Survey mode: Face-to-face interviews.
Target population: Irish adults (18+).
Weightings: The Irish Times ‘poll portal’ includes breakdowns by age, gender, social grade, and region. Other breakdowns are also offered.
Turnout model: People who say they are unlikely to vote are excluded. Those who say the outcome “makes no difference” (giving the lowest answer) on a 10-point scale question are also excluded.
Vote intention question:

This is unclear. Party support refers to “first-preference vote percentages in general elections”. Neither the ‘portal’ nor the article on January 20th include the exact question wording. Undecided voters are not included or allocated in the headline estimates.

Ireland Thinks

Survey mode: Telephone (landline and mobile).
Target population: Irish adults (18+).
Weightings: Age, gender, social grade, region, education level.
Turnout model: Weighted to fit the profile of likely voters, based on voter propensity “from actual election data”.
Vote intention question:

If there was a general election tomorrow, which of the following political parties would you give your first preference to?

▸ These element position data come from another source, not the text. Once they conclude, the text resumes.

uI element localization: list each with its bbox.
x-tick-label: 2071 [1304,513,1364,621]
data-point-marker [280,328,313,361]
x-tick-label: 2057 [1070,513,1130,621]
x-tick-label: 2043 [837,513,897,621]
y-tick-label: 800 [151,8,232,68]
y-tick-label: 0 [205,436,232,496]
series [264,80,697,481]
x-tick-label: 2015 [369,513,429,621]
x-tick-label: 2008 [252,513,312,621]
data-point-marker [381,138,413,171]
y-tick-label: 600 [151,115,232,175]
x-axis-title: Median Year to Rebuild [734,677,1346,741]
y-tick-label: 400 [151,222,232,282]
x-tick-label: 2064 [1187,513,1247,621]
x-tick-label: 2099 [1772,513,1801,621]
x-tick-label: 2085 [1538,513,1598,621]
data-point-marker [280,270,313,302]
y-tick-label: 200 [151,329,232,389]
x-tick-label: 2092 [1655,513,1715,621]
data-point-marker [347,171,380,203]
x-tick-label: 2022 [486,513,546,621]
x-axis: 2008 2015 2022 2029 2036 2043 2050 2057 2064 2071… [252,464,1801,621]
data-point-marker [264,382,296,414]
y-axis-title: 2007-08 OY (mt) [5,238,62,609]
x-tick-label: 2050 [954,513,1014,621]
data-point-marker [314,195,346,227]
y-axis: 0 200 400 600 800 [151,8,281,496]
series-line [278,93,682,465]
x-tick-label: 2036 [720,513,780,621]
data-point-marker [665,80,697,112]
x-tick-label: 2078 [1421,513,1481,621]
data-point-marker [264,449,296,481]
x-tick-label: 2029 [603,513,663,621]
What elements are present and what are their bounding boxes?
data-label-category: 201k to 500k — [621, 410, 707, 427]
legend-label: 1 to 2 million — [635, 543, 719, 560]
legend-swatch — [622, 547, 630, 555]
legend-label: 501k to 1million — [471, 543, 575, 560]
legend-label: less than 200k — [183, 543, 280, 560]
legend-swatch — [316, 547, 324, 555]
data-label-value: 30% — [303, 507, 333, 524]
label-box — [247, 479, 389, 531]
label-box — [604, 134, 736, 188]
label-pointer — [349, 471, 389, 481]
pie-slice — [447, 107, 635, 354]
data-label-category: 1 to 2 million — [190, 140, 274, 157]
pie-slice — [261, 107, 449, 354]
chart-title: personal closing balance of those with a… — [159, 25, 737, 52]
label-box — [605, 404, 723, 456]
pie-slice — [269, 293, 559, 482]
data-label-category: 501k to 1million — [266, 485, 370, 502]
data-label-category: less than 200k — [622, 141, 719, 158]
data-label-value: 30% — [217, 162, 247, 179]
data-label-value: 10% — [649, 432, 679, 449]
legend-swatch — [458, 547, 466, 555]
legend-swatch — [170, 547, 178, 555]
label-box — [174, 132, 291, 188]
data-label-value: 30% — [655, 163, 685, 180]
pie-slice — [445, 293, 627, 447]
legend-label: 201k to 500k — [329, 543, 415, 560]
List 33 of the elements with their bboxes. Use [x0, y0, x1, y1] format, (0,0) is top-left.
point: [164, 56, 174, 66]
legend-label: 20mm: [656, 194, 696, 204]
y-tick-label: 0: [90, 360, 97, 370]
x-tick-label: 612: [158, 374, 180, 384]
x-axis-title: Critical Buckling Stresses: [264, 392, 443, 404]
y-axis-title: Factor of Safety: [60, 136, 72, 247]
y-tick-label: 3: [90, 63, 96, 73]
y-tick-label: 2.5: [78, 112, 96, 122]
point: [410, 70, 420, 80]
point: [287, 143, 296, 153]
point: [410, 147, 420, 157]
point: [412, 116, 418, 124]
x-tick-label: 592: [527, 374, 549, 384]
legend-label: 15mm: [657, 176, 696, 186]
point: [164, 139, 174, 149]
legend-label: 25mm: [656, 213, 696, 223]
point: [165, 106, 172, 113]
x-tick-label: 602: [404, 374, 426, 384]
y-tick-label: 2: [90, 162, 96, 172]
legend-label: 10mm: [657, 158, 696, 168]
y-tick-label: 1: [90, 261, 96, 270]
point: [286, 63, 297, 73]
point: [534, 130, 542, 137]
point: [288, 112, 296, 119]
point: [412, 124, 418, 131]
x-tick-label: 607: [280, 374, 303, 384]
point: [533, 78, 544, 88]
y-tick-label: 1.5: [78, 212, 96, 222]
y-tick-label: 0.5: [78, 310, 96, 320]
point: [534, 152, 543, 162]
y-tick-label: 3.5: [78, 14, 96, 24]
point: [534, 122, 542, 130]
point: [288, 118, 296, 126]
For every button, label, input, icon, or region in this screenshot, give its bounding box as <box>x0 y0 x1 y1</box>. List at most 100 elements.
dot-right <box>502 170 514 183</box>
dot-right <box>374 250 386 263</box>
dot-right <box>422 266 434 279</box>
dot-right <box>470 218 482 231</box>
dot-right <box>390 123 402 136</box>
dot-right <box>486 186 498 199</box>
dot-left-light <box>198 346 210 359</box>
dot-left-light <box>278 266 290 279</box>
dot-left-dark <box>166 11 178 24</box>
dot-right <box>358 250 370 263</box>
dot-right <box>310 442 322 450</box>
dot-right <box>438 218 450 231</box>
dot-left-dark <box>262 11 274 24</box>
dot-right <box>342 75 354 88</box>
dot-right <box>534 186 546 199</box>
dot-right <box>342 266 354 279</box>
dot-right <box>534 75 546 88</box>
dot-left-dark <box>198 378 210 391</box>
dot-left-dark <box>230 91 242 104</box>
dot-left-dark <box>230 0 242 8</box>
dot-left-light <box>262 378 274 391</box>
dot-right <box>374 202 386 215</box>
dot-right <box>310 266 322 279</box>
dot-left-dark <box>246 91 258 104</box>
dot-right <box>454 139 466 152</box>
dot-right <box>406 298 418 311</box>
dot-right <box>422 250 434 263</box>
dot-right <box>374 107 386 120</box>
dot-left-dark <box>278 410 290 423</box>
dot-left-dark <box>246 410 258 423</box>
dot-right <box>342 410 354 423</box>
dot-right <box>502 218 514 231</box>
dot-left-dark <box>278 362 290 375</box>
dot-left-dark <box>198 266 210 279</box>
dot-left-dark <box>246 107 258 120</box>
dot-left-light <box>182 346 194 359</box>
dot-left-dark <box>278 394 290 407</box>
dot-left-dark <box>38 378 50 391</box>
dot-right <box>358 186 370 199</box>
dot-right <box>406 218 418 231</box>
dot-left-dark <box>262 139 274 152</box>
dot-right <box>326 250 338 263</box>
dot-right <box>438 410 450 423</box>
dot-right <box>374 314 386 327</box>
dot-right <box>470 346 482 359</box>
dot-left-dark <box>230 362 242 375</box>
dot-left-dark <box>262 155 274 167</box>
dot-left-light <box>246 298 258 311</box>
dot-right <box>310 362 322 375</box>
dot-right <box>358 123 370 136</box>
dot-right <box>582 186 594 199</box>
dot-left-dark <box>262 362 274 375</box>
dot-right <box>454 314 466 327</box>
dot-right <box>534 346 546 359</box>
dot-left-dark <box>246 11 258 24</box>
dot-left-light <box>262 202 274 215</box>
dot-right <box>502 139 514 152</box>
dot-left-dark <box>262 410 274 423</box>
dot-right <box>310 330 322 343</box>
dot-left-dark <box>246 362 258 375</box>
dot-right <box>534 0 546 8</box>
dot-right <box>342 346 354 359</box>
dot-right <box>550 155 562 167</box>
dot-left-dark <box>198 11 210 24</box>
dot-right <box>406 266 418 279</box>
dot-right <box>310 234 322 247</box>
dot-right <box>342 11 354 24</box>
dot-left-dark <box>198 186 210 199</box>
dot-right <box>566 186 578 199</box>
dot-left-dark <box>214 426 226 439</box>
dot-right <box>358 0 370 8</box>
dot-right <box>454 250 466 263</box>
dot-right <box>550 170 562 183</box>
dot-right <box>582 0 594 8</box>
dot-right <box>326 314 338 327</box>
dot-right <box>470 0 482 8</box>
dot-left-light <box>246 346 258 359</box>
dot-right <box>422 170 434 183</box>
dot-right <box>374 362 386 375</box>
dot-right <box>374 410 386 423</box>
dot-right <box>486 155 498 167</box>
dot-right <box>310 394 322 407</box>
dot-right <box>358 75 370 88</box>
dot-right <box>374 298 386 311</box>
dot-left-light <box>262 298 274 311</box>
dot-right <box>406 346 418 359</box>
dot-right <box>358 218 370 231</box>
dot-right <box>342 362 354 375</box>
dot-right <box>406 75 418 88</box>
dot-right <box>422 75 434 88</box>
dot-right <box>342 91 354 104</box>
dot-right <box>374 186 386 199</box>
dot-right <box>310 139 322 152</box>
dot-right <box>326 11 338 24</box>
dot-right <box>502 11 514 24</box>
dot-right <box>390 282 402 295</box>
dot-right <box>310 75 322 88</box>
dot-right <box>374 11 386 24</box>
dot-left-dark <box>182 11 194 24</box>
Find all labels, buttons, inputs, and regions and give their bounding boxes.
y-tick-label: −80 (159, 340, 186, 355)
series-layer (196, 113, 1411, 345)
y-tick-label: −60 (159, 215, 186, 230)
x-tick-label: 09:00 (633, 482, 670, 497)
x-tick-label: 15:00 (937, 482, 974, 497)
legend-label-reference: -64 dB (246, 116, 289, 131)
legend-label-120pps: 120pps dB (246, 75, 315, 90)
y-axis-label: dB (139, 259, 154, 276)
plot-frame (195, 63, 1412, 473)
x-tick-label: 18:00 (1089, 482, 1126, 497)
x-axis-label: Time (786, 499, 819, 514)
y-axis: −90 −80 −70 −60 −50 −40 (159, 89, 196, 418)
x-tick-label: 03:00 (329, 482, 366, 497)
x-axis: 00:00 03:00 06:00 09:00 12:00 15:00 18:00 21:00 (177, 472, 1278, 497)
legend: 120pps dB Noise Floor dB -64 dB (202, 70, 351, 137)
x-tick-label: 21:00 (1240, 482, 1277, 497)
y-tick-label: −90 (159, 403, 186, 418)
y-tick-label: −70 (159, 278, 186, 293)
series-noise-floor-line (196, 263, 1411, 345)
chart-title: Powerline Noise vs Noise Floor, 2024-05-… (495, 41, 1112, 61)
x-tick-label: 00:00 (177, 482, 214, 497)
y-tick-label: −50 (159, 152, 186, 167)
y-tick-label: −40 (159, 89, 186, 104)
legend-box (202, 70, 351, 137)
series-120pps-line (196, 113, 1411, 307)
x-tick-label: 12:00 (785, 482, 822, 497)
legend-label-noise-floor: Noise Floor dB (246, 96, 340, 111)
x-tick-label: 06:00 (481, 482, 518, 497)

The methodological statements are based on a poll from April 2017, and may have changed.

Panelbase

Survey mode: Internet panel.
Target population: Irish adults (18+).
Weightings: age, sex, region, household income, and 2016 election vote recall.
Turnout model: “Likely voters”, with undecided voters excluded.
Vote intention question:

Who do you currently intend to vote for with your first preference vote?

The summary is based on Panelbase’s poll from 24th — 31st January 2020, on behalf of The Times Ireland.

Red C

Survey mode: Telephone (landline and mobile).
Target population: Irish adults (18+).
Weightings: “to profile of all adults”. Red C also applied a past vote recall weighting.
Turnout model: Self-reported likelihood to vote, on a 10-point scale question, and recalling voting in the past election. It is unclear how self-reported likelihood question, as the base is adults who “will vote”.
Vote intention question:

If the general election was tomorrow which party or independent candidate do you think you would give your first preference to?

Unsure voters are excluded from the headline estimate. Like B&A, Red C adjust vote intentions based on past vote recall:

A further past vote weighting is included that takes the recall for how people voted in the last election, compares this to the actual results and weights the data between the two.

Survation

Survey mode: Internet panel.
Target population: Irish adults (18+).
Weightings: Age, sex, region, 2016 General Election vote recall,
Turnout model: Turnout factor based on their stated likelihood to vote (0–10). As an example, those who say 7/10 are assigned a score of 0.7.
Vote intention question:

If the general election were tomorrow, for which of the following parties would you vote as your first preference?

Undecided voters were excluded from the published estimates.